[Wgcp-whc] WGCP--Creeley meeting Fri 1.45

richard.deming at yale.edu richard.deming at yale.edu
Tue Apr 19 00:03:56 EDT 2005


Dear Friends of Poetry,

The minutes from last Friday’s special session, a conversation with 
poet/translator Cole Swensen, are forthcoming.  In the meantime I 
wanted to remind everyone of this Friday’s regularly scheduled session 
of the Working Group in Poetics at 1.45.  This will be the last time 
the group meets this semester.

On March 30, the world lost one the great poets of our time, Robert 
Creeley.  Creeley was a direct link to the Modernists as he was, by 
way of his voluminous correspondence, a protégé of Ezra Pound and 
William Carlos Williams. First beginning to publish in the late 1940s, 
Creeley would go on to have a place in and/or relationship within such 
important movements and “schools” as the Beat Movement, Black 
Mountain, New American Poetry, the New York School, and provided a 
crucial importance to even the poetics of the Language poets.  Few 
figures play as crucial a role in post-War American poetry as Creeley 
has.  Moreover, Creeley would work in collaboration with a staggering 
number of the great visual artists of the world as well. 
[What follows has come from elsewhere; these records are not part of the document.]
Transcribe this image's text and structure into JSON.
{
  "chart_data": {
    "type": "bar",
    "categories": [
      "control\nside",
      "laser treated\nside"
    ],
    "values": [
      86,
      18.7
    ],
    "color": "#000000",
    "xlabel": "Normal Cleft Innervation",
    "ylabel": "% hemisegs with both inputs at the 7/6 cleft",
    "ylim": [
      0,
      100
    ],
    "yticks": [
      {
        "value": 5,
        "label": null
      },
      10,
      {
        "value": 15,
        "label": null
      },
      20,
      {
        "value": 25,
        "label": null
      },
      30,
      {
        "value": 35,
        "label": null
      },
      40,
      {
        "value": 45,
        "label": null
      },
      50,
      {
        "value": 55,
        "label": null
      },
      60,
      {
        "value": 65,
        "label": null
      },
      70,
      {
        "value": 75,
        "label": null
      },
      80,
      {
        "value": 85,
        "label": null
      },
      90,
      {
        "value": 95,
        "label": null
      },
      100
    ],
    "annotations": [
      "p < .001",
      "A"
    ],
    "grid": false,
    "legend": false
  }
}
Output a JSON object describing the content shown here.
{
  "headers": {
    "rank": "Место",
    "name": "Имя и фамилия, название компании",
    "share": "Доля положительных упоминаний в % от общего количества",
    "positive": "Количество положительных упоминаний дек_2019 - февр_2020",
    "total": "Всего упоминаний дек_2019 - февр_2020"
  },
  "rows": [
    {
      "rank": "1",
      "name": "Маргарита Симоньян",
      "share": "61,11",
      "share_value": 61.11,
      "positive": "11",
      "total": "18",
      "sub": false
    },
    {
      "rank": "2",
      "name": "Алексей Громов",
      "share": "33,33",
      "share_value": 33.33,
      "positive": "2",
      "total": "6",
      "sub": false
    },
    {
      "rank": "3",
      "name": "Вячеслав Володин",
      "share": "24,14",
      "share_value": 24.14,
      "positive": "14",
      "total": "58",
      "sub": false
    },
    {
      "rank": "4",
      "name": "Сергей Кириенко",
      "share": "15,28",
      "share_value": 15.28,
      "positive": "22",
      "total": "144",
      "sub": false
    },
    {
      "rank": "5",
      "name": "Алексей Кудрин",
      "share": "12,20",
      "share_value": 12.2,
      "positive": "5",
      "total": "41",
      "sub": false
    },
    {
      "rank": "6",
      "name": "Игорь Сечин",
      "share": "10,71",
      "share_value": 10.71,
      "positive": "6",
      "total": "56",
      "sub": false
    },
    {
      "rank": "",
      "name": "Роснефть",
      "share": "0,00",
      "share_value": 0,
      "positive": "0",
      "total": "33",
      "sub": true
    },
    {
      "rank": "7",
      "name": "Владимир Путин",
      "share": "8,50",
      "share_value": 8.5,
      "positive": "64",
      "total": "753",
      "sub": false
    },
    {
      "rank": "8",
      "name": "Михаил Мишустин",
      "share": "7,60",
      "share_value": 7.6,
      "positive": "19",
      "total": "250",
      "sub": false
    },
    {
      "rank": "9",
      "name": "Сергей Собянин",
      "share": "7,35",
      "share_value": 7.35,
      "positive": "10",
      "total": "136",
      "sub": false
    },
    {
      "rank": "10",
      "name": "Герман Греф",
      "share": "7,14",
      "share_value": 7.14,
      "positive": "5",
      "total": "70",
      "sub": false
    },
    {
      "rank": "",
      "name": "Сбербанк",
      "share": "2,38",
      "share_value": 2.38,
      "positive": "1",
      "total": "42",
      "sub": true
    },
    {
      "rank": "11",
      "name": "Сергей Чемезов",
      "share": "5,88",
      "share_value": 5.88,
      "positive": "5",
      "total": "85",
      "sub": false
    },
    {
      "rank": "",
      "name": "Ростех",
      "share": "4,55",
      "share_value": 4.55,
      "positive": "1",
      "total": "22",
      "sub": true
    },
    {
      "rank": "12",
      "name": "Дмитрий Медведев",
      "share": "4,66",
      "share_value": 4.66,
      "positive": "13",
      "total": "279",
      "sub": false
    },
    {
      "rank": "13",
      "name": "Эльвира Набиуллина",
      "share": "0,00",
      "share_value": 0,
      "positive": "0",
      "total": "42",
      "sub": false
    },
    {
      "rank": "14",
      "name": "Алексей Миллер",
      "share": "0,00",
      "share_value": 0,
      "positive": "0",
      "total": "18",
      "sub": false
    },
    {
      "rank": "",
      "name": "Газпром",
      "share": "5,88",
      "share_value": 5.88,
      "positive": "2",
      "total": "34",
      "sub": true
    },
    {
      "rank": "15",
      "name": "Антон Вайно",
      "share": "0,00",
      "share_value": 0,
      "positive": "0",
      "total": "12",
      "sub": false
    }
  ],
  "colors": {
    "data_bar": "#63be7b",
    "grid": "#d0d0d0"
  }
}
In light of this and as a way of marking his passing, the group will 
look at a selection of Creeley’s work.  A reading packet is now 
available at the Whitney Humanities Center.  The packet includes some 
of Creeley’s most famous poems (“I Know a Man,” for instance, excerpts 
of critical responses to which can be found at 
http://www.english.uiuc.edu/maps/poets/a_f/creeley/man.htm) and 
progresses through his middle and later period, including a long 
sequence called “Numbers” (from the book Pieces) that was written 
originally written as a collaboration with paintings of numbers by 
artist Robert Indiana. Also included in the packet is Creeley’s essay 
on poetics, “Is that a Real Poem or Did You Just Make It Up?”

Additional poems, interviews, reviews, articles, and so forth can 
easily be found on the web (a google search for “Robert Creeley” 
yields 90,000 hits).  Perhaps the best place to begin looking is his 
page at the Electronic Poetry Center.  There one can also find various 
sound files allowing one to listen to Creeley’s reading his work.  
Many have said that in order to have any sense of his work it is 
necessary to hear Creeley read his poetry aloud.  At Friday’s session 
we will listen to excerpts of his reading at the Beinecke in November 
of 2003.

Also, it would be useful if on Friday members could bring ideas of 
work that they would be interested in having the group engage next 
year and also any suggestion for vistors to come and join our group 
for discussions.

The group will meet at its usual time of 1.45 in Rm 116 of the Whitney 
Humanities Center. Again, the Creeley reading packet is now available.